Well, even though it is commendable but I wonder how are they going to monitor this for the 33 medical schools in Malaysia and hundreds overseas. In many countries, it is compulsory for the medical schools to give the details of their student’s entry qualifications to their respective medical council. We are just too late but better late than never!

One of the main reason why the government came up with “No Objection Certificate(NOC)” many years ago was because the Ministry of Education realised that there were many unqualified students being accepted into medical schools in countries like India, Russia and Indonesia. But now we know that the NOC is a big joke! I have seen many with poor SPM results being given the NOC, usually done by the agents. Some even falsify their SPM results to cheat the Ministry.
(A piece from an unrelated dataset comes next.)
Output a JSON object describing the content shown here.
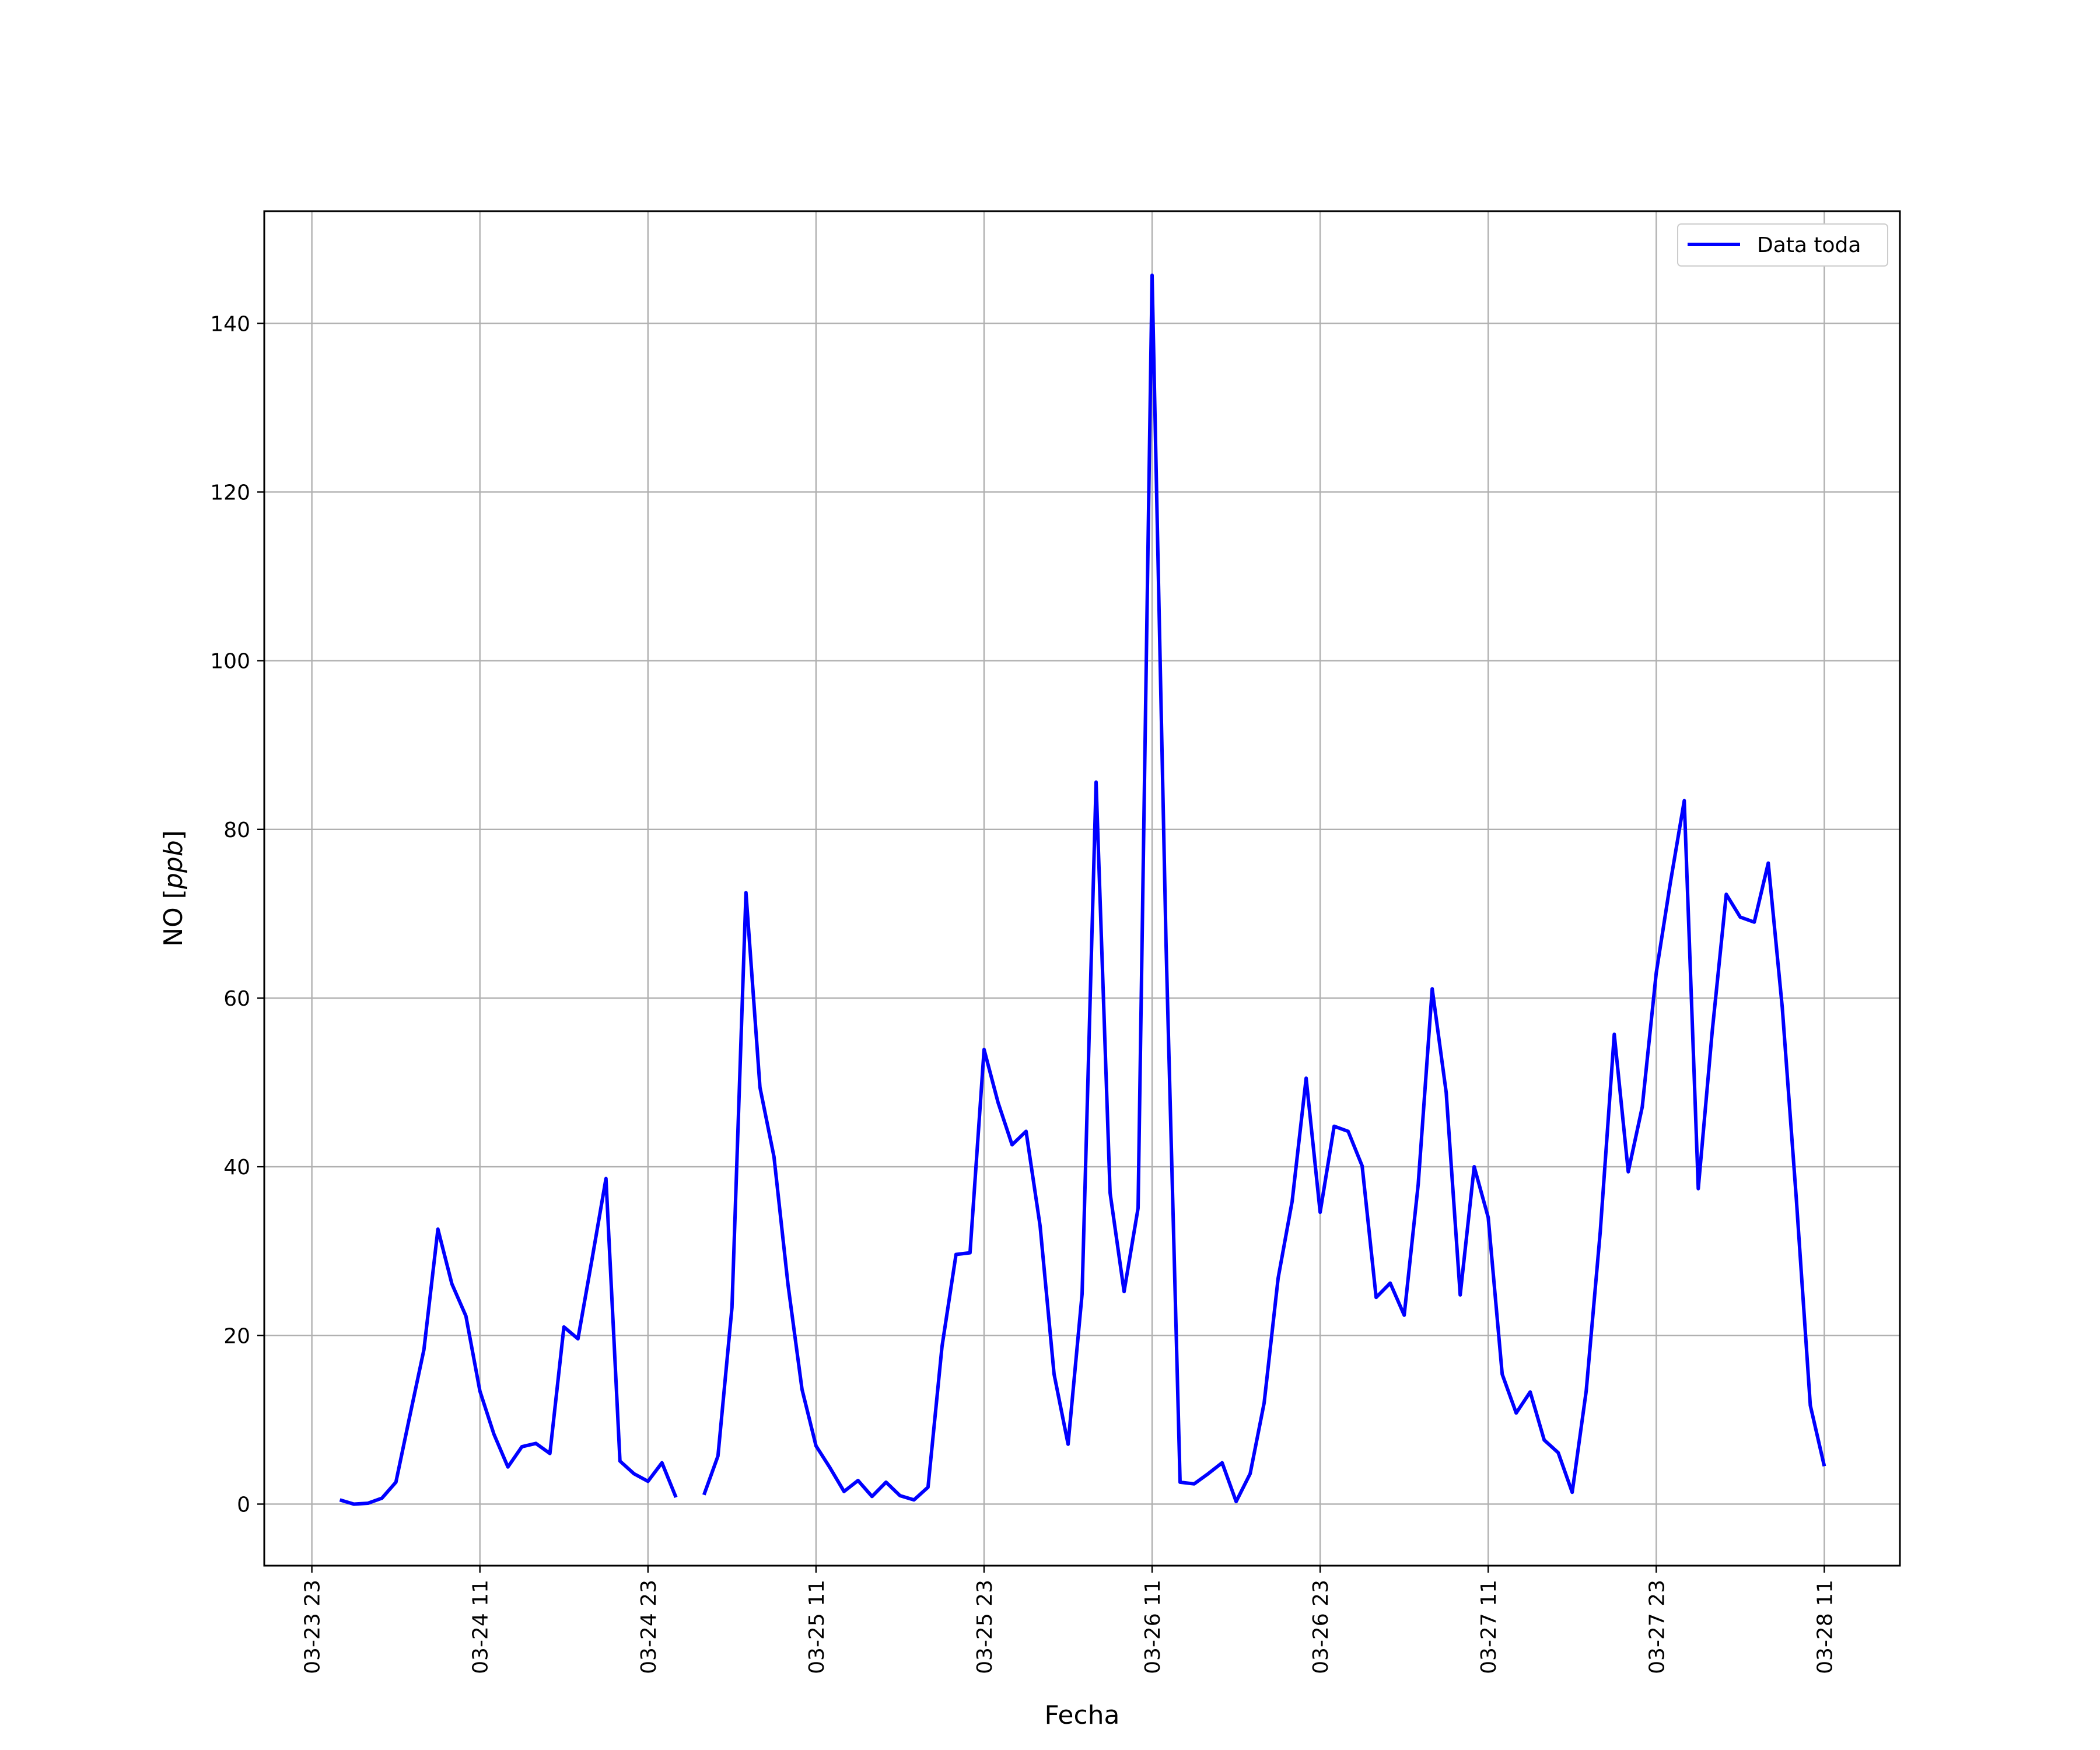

I noticed that under this circular by MMC, it is stated that the students need to fulfill both the SPM and the Pre-U qualifications criteria in order to be accepted into medical schools ( the word ” IN ADDITION” is highlighted”). Foundation in science courses are still being recognised even though I feel that a lot of hanky-panky things are happening in these colleges with no proper standardisation. I feel that MMC should have just limited their Pre-U courses to a few internationally recognised courses. What about MARA sending their students to Egypt without the need for Pre-U courses? Will MMC take any action or practise double standards as usual?

I wonder how are they going to monitor almost 4000 students who will be recruited by these medical colleges annually. If NOC can be faked, what more in this case! But this will definitely put a lot of stress to the medical schools.